MOSQUEIRO: SALINIZAÇÃO DAS ÁGUAS ESTUARINAS!



Baia do Maraj
A desembocadura do rio Amazonas abrange uma área de cerca de 60.000 km2, onde a parte sul forma um estuário com mais de 200 km de extensão, que inclui a baía do Marajó e a parte sul do estuário do rio Pará, no qual está inserida a baía do Guajará, com aproximadamente 35 km de extensão.
A ilha de Mosqueiro localiza-se no estuário amazônico, mais precisamente na baía do Marajó, que compreende a região mais próxima do oceano e recebe toda a descarga do rio Tocantins, outros  pequenos afluentes do rio Amazonas.  Assim, apesar de possuir praias de água doce, sofre uma variação de salinidade nos meses de setembro a dezembro, em decorrência do período de estiagem. 

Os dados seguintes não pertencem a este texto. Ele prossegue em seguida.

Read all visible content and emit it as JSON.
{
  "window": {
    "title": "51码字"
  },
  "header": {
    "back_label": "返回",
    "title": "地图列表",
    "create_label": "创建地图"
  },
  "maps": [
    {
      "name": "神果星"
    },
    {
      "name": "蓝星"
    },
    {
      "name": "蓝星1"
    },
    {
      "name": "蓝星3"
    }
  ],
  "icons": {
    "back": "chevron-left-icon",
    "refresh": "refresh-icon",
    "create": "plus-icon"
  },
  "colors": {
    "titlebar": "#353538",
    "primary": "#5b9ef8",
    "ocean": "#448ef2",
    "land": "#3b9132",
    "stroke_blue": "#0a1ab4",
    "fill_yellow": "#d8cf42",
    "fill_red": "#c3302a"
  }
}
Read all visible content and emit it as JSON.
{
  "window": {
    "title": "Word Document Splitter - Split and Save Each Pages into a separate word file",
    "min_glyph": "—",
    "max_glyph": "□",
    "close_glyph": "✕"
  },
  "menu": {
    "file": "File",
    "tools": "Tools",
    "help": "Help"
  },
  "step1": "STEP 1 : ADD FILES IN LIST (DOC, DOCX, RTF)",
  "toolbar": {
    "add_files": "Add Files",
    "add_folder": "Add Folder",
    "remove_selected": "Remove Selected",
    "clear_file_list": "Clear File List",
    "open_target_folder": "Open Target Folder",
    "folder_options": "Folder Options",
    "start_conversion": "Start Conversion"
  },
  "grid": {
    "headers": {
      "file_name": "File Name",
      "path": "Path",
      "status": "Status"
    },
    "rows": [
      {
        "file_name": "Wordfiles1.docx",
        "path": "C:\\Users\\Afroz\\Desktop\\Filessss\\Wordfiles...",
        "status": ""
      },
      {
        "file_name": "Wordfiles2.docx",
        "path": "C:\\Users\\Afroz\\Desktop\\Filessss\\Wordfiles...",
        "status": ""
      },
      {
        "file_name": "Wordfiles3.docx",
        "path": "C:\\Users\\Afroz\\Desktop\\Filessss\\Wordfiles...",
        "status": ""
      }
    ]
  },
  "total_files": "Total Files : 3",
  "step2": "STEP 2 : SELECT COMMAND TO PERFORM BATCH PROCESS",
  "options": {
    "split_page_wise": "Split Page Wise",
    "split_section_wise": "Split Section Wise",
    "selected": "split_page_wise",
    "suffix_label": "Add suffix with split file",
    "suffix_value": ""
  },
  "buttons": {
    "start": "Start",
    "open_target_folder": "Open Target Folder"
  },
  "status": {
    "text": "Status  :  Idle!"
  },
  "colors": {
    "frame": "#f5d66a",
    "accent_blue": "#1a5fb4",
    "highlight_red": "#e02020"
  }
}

Habitação ribeirinha (Gravura: Projeto MEGAM-UFPA)
A salinidade nesta baía é bastante variável: de 0 a 0,5 (*) no período chuvoso e acima de 2 no período seco, podendo chegar a 10 na sua foz. Devido a este fator ambiental, há ocorrência de abundância em biomassa e número das espécies de peixes de importância comercial. Os fatores determinantes da elevada riqueza e diversidade da presente área podem ser explicados pelas flutuações nos valores da salinidade que favorece a  transição de espécies de água doce e marinha e a presença de um complexo insular de ilhas que margeiam toda a área, oferecendo grande disponibilidade de alimento e diversidade de habitat

Ambiente de mangue no estuário
O valor econômico e a função ecológica dos estuários estão relacionados ao conjunto das variáveis físicas, químicas e biológicas e a importância do uso pela ictiofauna como áreas de proteção de juvenis e berçário, refúgio para adultos  em reprodução  e  diversidade de alimentos.
No período seco, o aumento da salinidade ocasiona a invasão de espécies marinhas na área aumentando a abundância de recursos disponíveis para a pesca comercial.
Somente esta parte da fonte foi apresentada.